Em um caso emblemático de dispensa discriminatória, o juiz Renan Rigueira Carneiro Leão, da 39ª Vara do Trabalho do Rio de Janeiro, anulou a demissão de uma gerente operacional de 68 anos, ordenando a sua reintegração ao banco empregador e uma indenização por danos morais de R$ 200 mil. A decisão baseou‑se na inversão do ônus da prova, prevista na Súmula 443 do TST e no art. 4º da Lei 9.029/1995, que exige que a empresa comprove que a dispensa não se deu por motivos ligados à condição de saúde do empregado.
A trabalhadora, que atuou na instituição de 1978 até 11 de abril de 2025, retornou de uma licença médica de três anos em 2022. Desde 2012, ela convivia com meningioma de foice, e em 2021 foi diagnosticada com cardiomiopatia grave.

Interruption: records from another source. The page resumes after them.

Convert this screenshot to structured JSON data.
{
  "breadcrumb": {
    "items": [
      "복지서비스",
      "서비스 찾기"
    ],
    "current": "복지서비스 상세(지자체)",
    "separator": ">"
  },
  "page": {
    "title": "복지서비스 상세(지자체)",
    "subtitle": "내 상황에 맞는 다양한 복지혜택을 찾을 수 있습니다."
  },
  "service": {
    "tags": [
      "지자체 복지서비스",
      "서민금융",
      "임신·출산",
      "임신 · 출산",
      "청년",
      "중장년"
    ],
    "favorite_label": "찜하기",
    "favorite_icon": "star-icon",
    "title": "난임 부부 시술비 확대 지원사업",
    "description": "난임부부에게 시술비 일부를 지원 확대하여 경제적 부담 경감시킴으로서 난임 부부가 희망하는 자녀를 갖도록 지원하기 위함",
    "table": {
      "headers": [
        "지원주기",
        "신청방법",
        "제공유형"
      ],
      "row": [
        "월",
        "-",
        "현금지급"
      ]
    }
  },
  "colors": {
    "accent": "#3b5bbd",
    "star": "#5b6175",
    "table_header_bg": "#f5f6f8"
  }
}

Ambas as doenças são consideradas graves, conforme art. 151 da Lei 8.213/1990 e art. 6º, inciso XIV, da Lei 7.713/1988, o que gera a presunção de preconceito e obriga o empregador a demonstrar que a dispensa não foi motivada por sua condição de saúde.
O banco alegou, preliminarmente, coisa julgada com processo de 2016 que já havia decidido sobre a mesma situação, e, no mérito, sustentou que a demissão estava prevista desde 2020 por baixo desempenho da funcionária. O magistrado rejeitou esse argumento, salientando que a previsão de dispensa não justifica a manutenção do empregado até o retorno da licença, e que a atuação da gerente nos nove meses seguintes reforça a hipótese de discriminação.
O juiz também considerou falhas graves na empresa: ausência de suporte ou adaptação pós‑licença, isolamento da funcionária que se viu obrigada a ocupar um guichê para não ficar ociosa, e a perda do plano de saúde, que prejudicou seu acompanhamento médico. A decisão manteve a reintegração já concedida em outubro de 2025, além de ordenar o pagamento de salários, férias e PLR proporcionais.
Em relação ao dano moral, o juiz observou que a mesma situação foi objeto de ação em 2016, com condenação de R$ 100 mil, que não teve efeito pedagógico sobre o banco, que reiterou o ato ilícito. O juiz destacou que a mulher, com 68 anos, dedicou 47 anos à instituição e foi dispensada duas vezes em momentos de extrema vulnerabilidade física e emocional, incluindo um período em coma, infartos e paradas cardiorrespiratórias. A dispensa em abril de 2025, ocorrida logo após o retorno ao trabalho, demonstrou desprezo pela vida e dignidade da trabalhadora, justificando a indenização de R$ 200 mil.
O advogado Mauricio Grabois Silva representou a trabalhadora. A sentença pode ser consultada no processo 0101188-15.2025.5.01.0064.